As you all know I love the metro. It seems so simple yet so effective (yes I know it obviously isn’t that simple but to my naïve eyes it just all seems to run so smoothly). I spend at least 1 and a half hours on the metro everyday just getting to school and back. From this have developed my new favourite hobby: people watching.
Now I don’t do this in a stalker-ish way. I just love looking at people and making up their life stories based on what I see. Some may call this judging. I call it observing. For examples on Sunday I was sat opposite an old woman who was completely covered in fur. Her hat, coat, scarf, gloves and even her boots were made of fur. Over the half an hour journey I saw her whole life (well my version of it at least). I decided that she was born into a rich family and so could afford fur coats, but then at some point her family had lost money and so now she had to take the metro with everyone else but she had still held onto her fur clothes so as not to completely lose her past. This could be the influence of Gossip Girl. But it’s a fun game… try it!
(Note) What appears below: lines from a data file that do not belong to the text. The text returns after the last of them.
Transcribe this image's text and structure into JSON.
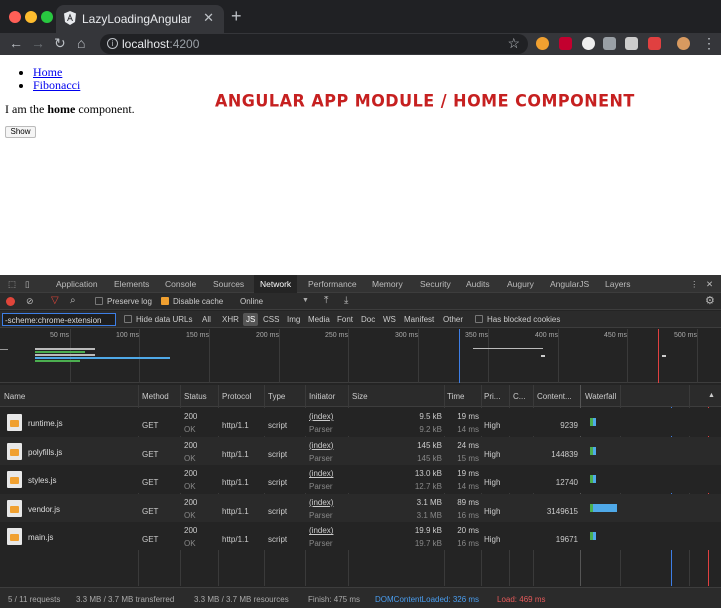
{
  "browser": {
    "tab_title": "LazyLoadingAngular",
    "tab_close": "✕",
    "new_tab": "+",
    "url_host": "localhost",
    "url_port": ":4200"
  },
  "page": {
    "nav_links": [
      "Home",
      "Fibonacci"
    ],
    "intro_before": "I am the ",
    "intro_bold": "home",
    "intro_after": " component.",
    "show_button": "Show",
    "banner": "ANGULAR APP MODULE / HOME COMPONENT"
  },
  "devtools": {
    "tabs": [
      "Application",
      "Elements",
      "Console",
      "Sources",
      "Network",
      "Performance",
      "Memory",
      "Security",
      "Audits",
      "Augury",
      "AngularJS",
      "Layers"
    ],
    "active_tab": "Network",
    "toolbar": {
      "preserve_log": "Preserve log",
      "disable_cache": "Disable cache",
      "throttling": "Online"
    },
    "filter": {
      "value": "-scheme:chrome-extension",
      "hide_data_urls": "Hide data URLs",
      "types": [
        "All",
        "XHR",
        "JS",
        "CSS",
        "Img",
        "Media",
        "Font",
        "Doc",
        "WS",
        "Manifest",
        "Other"
      ],
      "active_type": "JS",
      "blocked_cookies": "Has blocked cookies"
    },
    "timeline_ticks": [
      "50 ms",
      "100 ms",
      "150 ms",
      "200 ms",
      "250 ms",
      "300 ms",
      "350 ms",
      "400 ms",
      "450 ms",
      "500 ms"
    ],
    "columns": [
      "Name",
      "Method",
      "Status",
      "Protocol",
      "Type",
      "Initiator",
      "Size",
      "Time",
      "Pri...",
      "C...",
      "Content...",
      "Waterfall"
    ],
    "requests": [
      {
        "name": "runtime.js",
        "method": "GET",
        "status": "200",
        "status_text": "OK",
        "protocol": "http/1.1",
        "type": "script",
        "initiator": "(index)",
        "initiator_sub": "Parser",
        "size": "9.5 kB",
        "size_sub": "9.2 kB",
        "time": "19 ms",
        "time_sub": "14 ms",
        "priority": "High",
        "content": "9239",
        "wf_start": 0.02,
        "wf_len": 0.02
      },
      {
        "name": "polyfills.js",
        "method": "GET",
        "status": "200",
        "status_text": "OK",
        "protocol": "http/1.1",
        "type": "script",
        "initiator": "(index)",
        "initiator_sub": "Parser",
        "size": "145 kB",
        "size_sub": "145 kB",
        "time": "24 ms",
        "time_sub": "15 ms",
        "priority": "High",
        "content": "144839",
        "wf_start": 0.02,
        "wf_len": 0.025
      },
      {
        "name": "styles.js",
        "method": "GET",
        "status": "200",
        "status_text": "OK",
        "protocol": "http/1.1",
        "type": "script",
        "initiator": "(index)",
        "initiator_sub": "Parser",
        "size": "13.0 kB",
        "size_sub": "12.7 kB",
        "time": "19 ms",
        "time_sub": "14 ms",
        "priority": "High",
        "content": "12740",
        "wf_start": 0.02,
        "wf_len": 0.02
      },
      {
        "name": "vendor.js",
        "method": "GET",
        "status": "200",
        "status_text": "OK",
        "protocol": "http/1.1",
        "type": "script",
        "initiator": "(index)",
        "initiator_sub": "Parser",
        "size": "3.1 MB",
        "size_sub": "3.1 MB",
        "time": "89 ms",
        "time_sub": "16 ms",
        "priority": "High",
        "content": "3149615",
        "wf_start": 0.02,
        "wf_len": 0.18
      },
      {
        "name": "main.js",
        "method": "GET",
        "status": "200",
        "status_text": "OK",
        "protocol": "http/1.1",
        "type": "script",
        "initiator": "(index)",
        "initiator_sub": "Parser",
        "size": "19.9 kB",
        "size_sub": "19.7 kB",
        "time": "20 ms",
        "time_sub": "16 ms",
        "priority": "High",
        "content": "19671",
        "wf_start": 0.02,
        "wf_len": 0.02
      }
    ],
    "status": {
      "requests": "5 / 11 requests",
      "transferred": "3.3 MB / 3.7 MB transferred",
      "resources": "3.3 MB / 3.7 MB resources",
      "finish": "Finish: 475 ms",
      "dcl": "DOMContentLoaded: 326 ms",
      "load": "Load: 469 ms"
    },
    "colors": {
      "dcl": "#3d7ee6",
      "load": "#e04040",
      "accent": "#1a73e8"
    }
  }
}
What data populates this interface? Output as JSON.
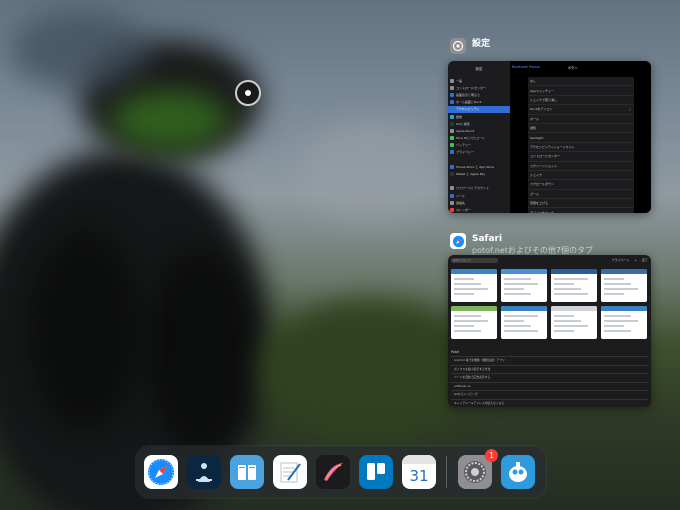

On the metro you see all walks of life. Moscow is a huge, vibrant city full of different kinds of people and everyday all those people use the metro. This means travelling on the metro makes you witness all kinds of events. Sometimes I see things that break my heart, and other times I see things that fill me with joy…
Recently a man was on my metro in a wheelchair. The Moscow metro is NOT wheelchair friendly. Too many steps and escalators and no ramps. This man had some friends with him who carried him up the stairs but he was obviously uncomfortable. People were staring and even pointing. It made me so angry. Then I started thinking about all those people who don’t have friends to help them through the metro and it made me so sad. There must be people all over Moscow stuck in their homes just because the main mode of transport in this city is not wheelchair friendly.
But through generations things like this could change. A few days ago I saw something that completely filled me with joy…
I saw a little boy pestering and pestering his mum. He obviously wanted something bad. I thought perhaps he wanted sweets or toys, he had the same look I gave (ok give!) my mum when we walk down the sweetie isle in Sainsburys! He was not giving up until he got what he wanted… so the pestering continued. When she realised he wasn’t going to stop she reached into her pocket and gave him 10 rubles (20p). I watched him carry it to a homeless woman who was begging. He gave it to her, smiled and ran back to his mum. All that pestering was because he had wanted to help someone who he realised needed something more than him.
We could all learn from this little boy. Unless WE pester those who appear wiser and more powerful than us then none of the injustices in the world will change. I will end with such a cliché of a quote, but that doesn’t make it any less true: Children are the future. That fills me with hope.